For more on what the exam covers and how to study each domain, see our CKA study guide. For salary expectations after passing, see Kubernetes Certification Salary. If you plan to continue beyond the CKA, read our Kubestronaut path guide for the optimal order to take all five Kubernetes certifications.
Start practicing for the CKA
$445 gets you the exam, a free retake, and two practice sessions. Build your own labs now and use the official practice sessions as a final check.
Register for the CKA ExamFAQ
What is the best free CKA practice test?
There is no single free practice test that perfectly replicates the CKA exam. The best free approach is building your own practice labs with kind or minikube and working through exercises for each exam domain. The two practice sessions included with your CKA purchase ($445) are the closest simulation of the real exam and are worth using.
How many practice hours do I need for the CKA?
Most people who pass report 40 to 80 hours of hands-on practice, spread over 4 to 8 weeks. That is roughly 1 to 2 hours daily. The exact number depends on your starting experience. If you already use Kubernetes at work, you might need 30 hours. If you are learning from scratch, plan for 80 or more.
Should I practice on kind or minikube?
Both work. kind is better for multi-node practice (node draining, scheduling) because it supports multi-node clusters natively. minikube is simpler to set up. For the most realistic experience, use kubeadm on VMs, since that is how clusters are built on the exam. Most people use kind for daily practice and kubeadm for cluster administration exercises.
Can I practice CKA labs on a cloud provider?

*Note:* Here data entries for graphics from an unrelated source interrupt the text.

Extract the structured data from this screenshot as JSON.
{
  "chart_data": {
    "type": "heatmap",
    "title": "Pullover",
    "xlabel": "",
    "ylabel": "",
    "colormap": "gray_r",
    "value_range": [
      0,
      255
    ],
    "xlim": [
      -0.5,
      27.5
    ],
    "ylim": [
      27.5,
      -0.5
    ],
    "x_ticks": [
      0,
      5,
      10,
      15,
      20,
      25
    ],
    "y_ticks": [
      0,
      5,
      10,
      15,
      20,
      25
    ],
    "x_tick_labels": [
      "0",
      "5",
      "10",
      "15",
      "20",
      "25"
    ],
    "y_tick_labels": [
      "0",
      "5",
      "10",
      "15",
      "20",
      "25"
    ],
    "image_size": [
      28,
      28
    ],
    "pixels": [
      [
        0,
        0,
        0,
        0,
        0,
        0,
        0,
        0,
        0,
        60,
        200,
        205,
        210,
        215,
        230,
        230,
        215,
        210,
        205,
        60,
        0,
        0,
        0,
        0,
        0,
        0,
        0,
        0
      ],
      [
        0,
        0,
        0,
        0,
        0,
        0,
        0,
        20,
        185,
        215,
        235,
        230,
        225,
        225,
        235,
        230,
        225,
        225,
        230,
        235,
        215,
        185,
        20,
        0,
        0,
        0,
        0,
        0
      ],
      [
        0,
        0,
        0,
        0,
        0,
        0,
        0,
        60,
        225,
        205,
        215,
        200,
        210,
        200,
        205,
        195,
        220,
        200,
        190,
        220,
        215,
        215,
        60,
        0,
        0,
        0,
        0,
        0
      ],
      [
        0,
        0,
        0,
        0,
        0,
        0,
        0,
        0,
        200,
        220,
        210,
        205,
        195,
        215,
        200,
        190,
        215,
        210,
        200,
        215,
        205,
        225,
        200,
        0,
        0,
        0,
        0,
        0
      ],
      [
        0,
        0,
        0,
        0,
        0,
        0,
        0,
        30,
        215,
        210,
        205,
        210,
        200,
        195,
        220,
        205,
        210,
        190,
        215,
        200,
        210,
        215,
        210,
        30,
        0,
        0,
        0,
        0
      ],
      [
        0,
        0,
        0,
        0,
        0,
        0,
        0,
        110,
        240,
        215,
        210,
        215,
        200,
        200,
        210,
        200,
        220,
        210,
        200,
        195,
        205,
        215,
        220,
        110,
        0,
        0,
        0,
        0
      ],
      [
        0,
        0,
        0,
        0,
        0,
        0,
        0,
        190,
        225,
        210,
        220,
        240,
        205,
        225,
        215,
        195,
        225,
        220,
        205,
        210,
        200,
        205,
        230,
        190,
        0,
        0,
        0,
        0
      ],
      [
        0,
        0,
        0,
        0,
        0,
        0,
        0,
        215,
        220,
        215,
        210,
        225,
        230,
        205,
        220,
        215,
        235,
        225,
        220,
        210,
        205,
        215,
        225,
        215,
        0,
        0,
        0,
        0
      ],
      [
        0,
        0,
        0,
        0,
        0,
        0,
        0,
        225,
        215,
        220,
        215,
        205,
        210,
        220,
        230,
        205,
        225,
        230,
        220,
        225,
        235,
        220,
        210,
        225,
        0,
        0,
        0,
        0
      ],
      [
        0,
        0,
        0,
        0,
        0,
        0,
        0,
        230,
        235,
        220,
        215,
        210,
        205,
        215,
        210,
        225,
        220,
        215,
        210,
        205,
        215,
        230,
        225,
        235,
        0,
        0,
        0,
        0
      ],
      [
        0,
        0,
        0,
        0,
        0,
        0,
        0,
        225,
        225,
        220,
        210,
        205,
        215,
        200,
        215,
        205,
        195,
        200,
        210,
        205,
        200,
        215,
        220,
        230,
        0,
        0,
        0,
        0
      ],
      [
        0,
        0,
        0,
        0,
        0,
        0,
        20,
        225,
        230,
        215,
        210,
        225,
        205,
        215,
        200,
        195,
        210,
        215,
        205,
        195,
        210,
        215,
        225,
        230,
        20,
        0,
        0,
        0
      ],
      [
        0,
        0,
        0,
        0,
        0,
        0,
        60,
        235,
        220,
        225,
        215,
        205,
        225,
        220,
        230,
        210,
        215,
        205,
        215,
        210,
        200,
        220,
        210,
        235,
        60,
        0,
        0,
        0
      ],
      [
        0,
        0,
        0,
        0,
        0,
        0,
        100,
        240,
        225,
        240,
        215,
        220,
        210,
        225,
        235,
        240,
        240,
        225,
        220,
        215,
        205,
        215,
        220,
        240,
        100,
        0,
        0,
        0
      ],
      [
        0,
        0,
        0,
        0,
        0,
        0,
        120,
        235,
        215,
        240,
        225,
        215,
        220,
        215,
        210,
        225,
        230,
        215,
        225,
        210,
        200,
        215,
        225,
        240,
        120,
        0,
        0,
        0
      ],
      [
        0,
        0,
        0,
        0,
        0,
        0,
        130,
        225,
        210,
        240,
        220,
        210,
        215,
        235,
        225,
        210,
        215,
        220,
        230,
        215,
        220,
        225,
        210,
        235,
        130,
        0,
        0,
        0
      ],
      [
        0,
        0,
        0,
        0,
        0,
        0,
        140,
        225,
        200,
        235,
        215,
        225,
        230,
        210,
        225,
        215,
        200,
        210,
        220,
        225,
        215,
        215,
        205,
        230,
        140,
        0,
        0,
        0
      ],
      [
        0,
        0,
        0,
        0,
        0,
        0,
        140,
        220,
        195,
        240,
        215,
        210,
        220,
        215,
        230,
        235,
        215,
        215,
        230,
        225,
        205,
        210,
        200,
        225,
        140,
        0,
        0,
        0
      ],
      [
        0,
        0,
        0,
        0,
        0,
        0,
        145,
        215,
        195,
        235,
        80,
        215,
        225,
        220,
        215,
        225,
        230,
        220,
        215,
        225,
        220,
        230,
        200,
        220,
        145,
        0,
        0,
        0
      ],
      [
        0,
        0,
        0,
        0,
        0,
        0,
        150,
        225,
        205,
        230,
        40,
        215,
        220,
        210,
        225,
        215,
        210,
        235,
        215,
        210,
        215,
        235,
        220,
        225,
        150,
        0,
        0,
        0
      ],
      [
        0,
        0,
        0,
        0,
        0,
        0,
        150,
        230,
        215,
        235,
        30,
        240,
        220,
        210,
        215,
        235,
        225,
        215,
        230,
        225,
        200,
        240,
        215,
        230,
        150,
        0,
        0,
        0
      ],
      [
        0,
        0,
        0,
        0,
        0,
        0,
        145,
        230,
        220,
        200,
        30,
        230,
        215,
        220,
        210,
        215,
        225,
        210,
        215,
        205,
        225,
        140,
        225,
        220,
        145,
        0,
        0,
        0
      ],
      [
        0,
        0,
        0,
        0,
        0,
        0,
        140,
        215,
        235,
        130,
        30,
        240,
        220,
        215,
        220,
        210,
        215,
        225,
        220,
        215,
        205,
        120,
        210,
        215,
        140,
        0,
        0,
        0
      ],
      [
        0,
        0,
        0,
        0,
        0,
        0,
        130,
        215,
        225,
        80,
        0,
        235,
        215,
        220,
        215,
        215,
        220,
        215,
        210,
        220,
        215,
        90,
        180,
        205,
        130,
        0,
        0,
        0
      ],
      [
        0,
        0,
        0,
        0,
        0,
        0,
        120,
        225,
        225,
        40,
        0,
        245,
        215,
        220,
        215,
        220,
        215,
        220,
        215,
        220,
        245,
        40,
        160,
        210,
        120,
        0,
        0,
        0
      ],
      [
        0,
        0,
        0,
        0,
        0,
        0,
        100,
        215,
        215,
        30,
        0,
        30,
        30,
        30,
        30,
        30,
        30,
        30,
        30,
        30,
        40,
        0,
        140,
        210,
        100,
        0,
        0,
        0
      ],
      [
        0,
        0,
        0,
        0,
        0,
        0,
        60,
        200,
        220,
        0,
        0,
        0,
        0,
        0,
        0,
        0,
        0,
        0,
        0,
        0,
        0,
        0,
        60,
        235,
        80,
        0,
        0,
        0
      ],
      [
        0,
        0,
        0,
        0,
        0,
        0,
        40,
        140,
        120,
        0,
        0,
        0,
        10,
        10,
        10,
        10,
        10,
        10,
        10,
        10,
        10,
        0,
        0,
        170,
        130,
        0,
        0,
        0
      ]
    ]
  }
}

Yes. Spinning up 2 to 3 small VMs on any cloud provider and bootstrapping a kubeadm cluster is excellent practice. The cost is minimal if you only run them during practice sessions. This also gives you real SSH access to nodes, which is closer to the exam experience than kind.
How do I practice etcd backup and restore?
You need a kubeadm cluster for realistic etcd practice. kind clusters use etcd but the certificate paths are different. Set up a kubeadm cluster on VMs, practice the backup command, verify the snapshot, restore to a new directory, update the etcd manifest, and confirm the cluster comes back up. Do this at least 3 to 5 times.
What should I practice the most for the CKA?
Troubleshooting. It is 30% of the exam and the hardest to practice because it requires you to break things first. After troubleshooting, focus on RBAC, etcd backup/restore, and kubeadm upgrades from the Cluster Architecture domain (25%). Those two domains together are 55% of your score.
How do I know when I am ready for the CKA?
Take the included practice session. If you score above 70%, you are ready. If you can complete most lab exercises in this guide within the target times, you are ready. If you can create basic resources imperatively without checking the docs, you are ready. If any of those are not true, keep practicing.